Other countries where several regions were still seeing excess deaths over summer include Lithuania (40%), Latvia (33%), Portugal (32%) and the UK (22%).
The United Kingdom stood out in our June analysis of excess deaths, as a country with a rather uniform spread of high excess deaths across the country: in most countries the spread of coronavirus this spring was regional, rather than national, and largely contained to one part of the country. In the UK however, all regions but one had at least 25% excess deaths.
For Sweden, Stockholm has been where the bulk of coronavirus deaths have occurred. In the spring, 4,745 more people than usual died in Sweden, and nearly half of these excess deaths occurred in the capital. With 59% more deaths than usual, Stockholm had a higher excess death rate of than all but 68 of the 776 regions we looked at.
However, since June Stockholm hasn’t had any more deaths than usual. The regions in Sweden where most excess deaths occurred over summer are Uppsala (16 per cent more deaths than usual), Halland (+15%), and Blekinge (+13%).
It is worth noting that all of these excess deaths are not necessarily related to COVID-19. In small regions coincidences may bump the death tolls. For example Gotland in Sweden has recorded 31 more deaths than usual (+15%), but only 6 officially COVID-19-related deaths , according to the Public Health Agency of Sweden.
Cases are rising again in many European countries, not least Spain, France, Belgium. Across the EU, new daily cases are higher than at any point since April. So why is this not visible in our data?
Comparing countries’ coronavirus figures is a tricky business: official case counts depend on how much testing is being done, and deaths from COVID-19 are counted in very different ways, and both are difficult to reliably compare across many countries.
As an indicator of COVID-19’s toll, excess deaths dodges many issues related to international comparability. However, this is also the slowest measure, with several weeks lag at best, which is why we only cover deaths that occurred up to July or the start of August. A spike occurring in new cases today won’t result in excess deaths for a number of weeks.

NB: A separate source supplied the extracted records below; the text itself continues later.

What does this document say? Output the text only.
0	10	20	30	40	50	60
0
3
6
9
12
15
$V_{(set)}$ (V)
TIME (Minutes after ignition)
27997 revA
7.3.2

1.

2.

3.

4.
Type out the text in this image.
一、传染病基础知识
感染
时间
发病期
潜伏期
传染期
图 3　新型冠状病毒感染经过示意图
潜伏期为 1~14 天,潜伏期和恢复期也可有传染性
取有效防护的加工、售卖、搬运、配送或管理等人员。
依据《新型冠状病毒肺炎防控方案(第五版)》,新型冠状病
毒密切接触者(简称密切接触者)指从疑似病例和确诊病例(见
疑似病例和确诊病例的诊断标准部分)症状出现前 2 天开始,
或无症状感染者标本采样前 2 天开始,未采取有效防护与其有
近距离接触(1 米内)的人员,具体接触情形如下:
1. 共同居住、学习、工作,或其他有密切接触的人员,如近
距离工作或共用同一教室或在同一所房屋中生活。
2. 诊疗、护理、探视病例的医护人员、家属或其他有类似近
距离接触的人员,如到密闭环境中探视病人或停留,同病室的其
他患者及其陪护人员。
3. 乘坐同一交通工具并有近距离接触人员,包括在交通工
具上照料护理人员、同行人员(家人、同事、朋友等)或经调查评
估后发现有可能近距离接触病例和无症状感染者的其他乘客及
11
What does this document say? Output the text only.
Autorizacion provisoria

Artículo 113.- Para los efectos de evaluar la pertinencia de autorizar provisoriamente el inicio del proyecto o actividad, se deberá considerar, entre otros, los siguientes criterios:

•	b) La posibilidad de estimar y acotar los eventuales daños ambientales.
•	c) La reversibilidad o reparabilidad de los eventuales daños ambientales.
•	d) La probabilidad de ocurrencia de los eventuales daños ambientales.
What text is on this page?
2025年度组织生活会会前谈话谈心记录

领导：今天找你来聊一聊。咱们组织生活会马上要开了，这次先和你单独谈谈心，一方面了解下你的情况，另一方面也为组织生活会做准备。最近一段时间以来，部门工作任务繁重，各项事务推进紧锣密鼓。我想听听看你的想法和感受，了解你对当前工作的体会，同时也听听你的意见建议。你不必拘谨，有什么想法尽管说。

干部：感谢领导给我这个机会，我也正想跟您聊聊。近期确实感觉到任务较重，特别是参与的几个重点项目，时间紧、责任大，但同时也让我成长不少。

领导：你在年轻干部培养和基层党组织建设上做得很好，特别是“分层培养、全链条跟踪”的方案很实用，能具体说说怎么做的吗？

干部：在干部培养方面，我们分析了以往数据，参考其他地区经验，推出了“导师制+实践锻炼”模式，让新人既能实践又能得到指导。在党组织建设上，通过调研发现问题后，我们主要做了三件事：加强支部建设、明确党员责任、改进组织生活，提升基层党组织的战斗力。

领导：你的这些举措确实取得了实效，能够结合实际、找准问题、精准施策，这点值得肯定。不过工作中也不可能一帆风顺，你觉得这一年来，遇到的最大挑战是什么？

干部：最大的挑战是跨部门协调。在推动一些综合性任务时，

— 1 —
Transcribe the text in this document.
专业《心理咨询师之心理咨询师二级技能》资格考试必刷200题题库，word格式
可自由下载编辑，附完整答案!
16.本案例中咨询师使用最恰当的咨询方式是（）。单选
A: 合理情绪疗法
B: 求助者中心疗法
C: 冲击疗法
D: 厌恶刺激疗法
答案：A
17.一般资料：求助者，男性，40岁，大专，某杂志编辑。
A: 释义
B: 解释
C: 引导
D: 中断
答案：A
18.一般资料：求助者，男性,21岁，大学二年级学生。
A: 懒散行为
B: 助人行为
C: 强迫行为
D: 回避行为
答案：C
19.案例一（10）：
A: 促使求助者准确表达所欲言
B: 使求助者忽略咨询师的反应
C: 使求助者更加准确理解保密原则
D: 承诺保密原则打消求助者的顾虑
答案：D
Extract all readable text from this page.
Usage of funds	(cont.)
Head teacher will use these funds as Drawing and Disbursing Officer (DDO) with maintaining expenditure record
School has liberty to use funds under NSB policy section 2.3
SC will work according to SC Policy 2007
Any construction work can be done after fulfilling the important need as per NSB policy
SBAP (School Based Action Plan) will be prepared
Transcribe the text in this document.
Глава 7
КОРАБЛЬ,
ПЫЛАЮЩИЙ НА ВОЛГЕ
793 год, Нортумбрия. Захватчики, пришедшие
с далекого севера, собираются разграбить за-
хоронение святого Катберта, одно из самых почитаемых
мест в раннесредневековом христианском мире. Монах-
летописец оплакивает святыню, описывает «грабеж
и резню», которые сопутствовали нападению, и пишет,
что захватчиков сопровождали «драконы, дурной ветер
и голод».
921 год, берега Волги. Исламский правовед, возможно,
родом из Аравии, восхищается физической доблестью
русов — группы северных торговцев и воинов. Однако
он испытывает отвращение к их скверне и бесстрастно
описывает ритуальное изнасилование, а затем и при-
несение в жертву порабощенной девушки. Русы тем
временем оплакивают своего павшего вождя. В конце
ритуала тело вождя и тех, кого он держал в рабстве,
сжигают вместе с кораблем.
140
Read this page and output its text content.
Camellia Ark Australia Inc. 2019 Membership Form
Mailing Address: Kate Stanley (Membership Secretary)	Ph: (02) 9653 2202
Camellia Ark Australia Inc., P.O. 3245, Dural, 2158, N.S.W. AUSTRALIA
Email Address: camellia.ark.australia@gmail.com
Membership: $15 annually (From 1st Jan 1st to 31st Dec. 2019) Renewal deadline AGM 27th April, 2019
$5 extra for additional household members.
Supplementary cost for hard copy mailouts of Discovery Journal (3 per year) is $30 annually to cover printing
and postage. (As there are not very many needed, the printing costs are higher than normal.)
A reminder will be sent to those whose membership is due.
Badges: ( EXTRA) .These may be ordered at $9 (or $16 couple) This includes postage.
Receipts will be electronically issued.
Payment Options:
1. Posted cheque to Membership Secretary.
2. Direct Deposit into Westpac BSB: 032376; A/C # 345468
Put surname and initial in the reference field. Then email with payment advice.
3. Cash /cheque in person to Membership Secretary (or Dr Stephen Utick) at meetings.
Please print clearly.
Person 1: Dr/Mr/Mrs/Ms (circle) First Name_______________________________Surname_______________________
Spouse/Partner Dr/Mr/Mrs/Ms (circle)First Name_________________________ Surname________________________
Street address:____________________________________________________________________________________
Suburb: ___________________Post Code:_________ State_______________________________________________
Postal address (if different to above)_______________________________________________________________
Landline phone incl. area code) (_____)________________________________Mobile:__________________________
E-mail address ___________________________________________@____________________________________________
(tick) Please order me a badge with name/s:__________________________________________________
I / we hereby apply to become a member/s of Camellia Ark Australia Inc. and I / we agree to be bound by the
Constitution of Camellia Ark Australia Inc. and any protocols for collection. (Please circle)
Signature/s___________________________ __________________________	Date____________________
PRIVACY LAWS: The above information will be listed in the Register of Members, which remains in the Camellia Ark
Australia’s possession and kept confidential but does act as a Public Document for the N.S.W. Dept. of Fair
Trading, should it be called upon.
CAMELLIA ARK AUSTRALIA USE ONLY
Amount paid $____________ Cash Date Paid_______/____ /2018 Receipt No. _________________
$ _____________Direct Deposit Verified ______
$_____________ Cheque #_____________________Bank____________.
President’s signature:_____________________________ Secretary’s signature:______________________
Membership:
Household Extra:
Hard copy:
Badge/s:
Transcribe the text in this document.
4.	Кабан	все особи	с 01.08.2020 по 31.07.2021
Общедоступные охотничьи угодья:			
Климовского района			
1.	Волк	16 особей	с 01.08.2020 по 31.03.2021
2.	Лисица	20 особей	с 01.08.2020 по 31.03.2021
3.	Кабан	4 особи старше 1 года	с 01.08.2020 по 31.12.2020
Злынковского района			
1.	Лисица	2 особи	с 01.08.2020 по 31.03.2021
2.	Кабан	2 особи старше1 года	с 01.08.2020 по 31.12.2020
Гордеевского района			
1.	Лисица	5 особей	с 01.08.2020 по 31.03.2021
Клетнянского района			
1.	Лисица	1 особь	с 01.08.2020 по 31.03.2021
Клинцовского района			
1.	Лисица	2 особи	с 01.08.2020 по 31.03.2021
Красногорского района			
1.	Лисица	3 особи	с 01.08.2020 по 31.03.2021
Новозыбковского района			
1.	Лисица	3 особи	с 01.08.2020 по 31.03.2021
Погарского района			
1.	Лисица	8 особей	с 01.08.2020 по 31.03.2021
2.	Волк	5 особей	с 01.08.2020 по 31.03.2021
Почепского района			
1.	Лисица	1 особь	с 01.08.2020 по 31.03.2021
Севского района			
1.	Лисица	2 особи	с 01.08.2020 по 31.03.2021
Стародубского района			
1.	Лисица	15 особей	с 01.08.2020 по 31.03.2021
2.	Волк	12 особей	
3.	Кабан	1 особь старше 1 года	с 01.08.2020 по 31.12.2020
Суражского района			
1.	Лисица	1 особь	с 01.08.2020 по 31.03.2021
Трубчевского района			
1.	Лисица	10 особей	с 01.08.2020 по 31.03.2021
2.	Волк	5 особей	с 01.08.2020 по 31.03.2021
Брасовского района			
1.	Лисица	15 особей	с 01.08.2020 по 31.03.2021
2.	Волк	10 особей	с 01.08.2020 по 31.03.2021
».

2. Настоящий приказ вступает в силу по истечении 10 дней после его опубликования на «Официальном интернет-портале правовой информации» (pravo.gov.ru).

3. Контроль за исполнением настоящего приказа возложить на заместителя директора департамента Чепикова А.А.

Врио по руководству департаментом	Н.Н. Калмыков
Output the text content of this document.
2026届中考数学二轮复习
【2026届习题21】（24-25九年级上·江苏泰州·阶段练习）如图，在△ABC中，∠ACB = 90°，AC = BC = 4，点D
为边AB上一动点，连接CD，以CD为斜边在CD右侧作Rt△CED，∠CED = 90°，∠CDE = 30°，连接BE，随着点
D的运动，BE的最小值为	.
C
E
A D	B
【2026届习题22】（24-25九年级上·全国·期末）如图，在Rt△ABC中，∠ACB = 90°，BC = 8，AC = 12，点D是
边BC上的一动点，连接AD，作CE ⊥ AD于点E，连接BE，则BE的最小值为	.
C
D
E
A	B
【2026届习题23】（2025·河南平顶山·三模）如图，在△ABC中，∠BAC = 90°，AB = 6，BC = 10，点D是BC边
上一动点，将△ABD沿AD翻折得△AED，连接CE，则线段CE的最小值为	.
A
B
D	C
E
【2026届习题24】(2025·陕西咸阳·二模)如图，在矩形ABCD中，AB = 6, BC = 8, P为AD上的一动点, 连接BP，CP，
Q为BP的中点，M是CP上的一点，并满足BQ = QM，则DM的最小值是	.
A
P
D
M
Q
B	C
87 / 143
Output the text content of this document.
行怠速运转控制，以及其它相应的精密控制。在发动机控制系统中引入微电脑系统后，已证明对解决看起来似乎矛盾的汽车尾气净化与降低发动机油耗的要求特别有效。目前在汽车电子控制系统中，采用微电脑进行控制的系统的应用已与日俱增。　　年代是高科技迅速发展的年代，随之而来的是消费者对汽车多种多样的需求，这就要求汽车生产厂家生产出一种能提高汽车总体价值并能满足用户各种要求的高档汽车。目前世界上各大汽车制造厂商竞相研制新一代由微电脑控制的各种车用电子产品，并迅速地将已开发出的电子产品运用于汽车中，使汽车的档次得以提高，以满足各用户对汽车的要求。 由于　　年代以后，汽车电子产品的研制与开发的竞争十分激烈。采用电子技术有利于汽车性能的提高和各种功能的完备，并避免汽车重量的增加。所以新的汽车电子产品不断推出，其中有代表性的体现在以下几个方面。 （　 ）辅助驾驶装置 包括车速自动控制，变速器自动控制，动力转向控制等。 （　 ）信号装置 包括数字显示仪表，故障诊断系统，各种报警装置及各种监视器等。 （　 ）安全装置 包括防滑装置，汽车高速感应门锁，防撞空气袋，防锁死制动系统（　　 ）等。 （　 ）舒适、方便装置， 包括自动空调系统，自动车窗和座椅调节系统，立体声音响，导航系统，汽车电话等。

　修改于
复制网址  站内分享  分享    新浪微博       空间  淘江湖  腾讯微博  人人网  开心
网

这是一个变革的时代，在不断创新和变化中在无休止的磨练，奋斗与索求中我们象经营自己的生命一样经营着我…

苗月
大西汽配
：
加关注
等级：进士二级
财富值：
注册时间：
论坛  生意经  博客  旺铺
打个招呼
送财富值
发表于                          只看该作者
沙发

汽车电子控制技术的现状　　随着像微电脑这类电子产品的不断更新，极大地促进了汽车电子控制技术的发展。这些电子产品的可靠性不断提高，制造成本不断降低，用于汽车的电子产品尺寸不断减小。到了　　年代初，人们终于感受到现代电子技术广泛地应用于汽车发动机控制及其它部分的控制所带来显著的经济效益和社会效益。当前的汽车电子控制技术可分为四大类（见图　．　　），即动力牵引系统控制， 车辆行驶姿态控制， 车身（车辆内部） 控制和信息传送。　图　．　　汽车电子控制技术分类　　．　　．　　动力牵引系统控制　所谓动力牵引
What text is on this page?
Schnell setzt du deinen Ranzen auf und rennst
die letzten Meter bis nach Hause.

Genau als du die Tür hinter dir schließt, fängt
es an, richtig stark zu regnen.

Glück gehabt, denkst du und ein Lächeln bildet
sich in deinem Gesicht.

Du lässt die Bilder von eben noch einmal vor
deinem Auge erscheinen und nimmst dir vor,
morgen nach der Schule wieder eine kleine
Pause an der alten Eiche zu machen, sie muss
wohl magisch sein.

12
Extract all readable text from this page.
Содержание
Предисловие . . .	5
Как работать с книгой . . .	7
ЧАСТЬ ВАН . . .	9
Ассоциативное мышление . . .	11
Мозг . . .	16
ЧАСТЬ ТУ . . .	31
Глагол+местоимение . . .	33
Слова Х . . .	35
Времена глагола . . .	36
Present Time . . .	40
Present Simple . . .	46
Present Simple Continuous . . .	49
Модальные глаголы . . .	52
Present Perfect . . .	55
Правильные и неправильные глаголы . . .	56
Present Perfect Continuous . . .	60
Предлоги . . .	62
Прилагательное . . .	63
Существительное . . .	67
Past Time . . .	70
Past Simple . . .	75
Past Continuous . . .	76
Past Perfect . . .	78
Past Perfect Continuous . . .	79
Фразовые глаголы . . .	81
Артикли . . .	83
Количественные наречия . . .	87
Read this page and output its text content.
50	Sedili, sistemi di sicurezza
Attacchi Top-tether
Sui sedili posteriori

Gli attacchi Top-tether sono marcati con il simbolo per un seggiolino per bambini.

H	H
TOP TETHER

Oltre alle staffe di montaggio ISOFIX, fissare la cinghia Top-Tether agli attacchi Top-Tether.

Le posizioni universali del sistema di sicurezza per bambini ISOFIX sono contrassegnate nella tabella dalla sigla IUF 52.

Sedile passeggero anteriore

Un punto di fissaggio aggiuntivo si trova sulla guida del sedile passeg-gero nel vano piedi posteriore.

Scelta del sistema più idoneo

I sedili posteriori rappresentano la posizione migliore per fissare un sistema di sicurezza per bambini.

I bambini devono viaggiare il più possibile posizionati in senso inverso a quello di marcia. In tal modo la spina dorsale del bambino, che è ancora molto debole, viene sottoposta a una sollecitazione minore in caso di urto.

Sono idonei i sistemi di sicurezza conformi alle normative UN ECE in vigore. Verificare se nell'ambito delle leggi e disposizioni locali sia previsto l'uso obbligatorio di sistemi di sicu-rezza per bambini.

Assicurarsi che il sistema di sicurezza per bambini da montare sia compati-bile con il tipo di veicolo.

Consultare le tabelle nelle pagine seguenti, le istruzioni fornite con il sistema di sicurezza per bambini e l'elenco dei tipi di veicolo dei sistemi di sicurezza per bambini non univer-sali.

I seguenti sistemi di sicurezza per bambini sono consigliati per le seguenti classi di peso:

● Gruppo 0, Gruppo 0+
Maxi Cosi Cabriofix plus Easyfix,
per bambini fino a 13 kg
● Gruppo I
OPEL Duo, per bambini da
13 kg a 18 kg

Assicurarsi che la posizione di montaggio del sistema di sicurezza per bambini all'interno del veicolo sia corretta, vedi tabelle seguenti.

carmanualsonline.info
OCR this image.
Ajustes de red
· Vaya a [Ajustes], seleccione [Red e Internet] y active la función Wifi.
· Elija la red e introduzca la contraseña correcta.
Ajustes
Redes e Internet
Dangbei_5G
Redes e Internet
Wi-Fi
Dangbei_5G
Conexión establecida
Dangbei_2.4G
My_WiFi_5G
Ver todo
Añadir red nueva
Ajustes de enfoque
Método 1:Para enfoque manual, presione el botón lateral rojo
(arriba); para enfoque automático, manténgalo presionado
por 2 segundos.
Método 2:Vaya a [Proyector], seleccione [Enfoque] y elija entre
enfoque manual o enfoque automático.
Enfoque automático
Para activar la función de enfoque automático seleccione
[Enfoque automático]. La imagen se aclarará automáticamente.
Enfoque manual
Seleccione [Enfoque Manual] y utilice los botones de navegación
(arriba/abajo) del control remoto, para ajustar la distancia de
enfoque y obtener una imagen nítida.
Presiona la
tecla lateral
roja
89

Our analysis is based on data showing daily or weekly all-cause deaths in each region, which has been collated from Eurostat and national statistical agencies (Scotland: NRS, Northern Ireland: NISRA, Germany: Destatis). A number of countries in Central and Eastern Europe have not reported any regional statistics on excess, so they are excluded from this analysis.
Excess deaths have been calculated by comparing all deaths reported in a region since the start of the pandemic with the average number of deaths during that time period in the previous couple of years. We have further broken this down by season, to calculate the excess deaths in spring by comparing all deaths reported in a region between weeks 10–22 with the average, and the excess deaths in summer by comparing all deaths reported from week 23 onward with the average.
Countries have reported up to different weeks, and we have used the latest data available. This largely means up to mid-July or the beginning of August, but Italy and Poland, for instance, only have data available up to 28 June.
For most countries, the average period is 2015–2019. Others have fewer years of data available, but at least two full years have been used. We’ve used as granular data as possible, which is NUTS3-level for most countries. However, for Germany, Scotland and Northern Ireland, comparative data is only available at NUTS1-level.
A region is defined as having had excess deaths if reported deaths were at least 5 percent higher and 20 more than expected. If deaths were at least 25 percent higher than expected, we have defined it as a region with “significant excess”.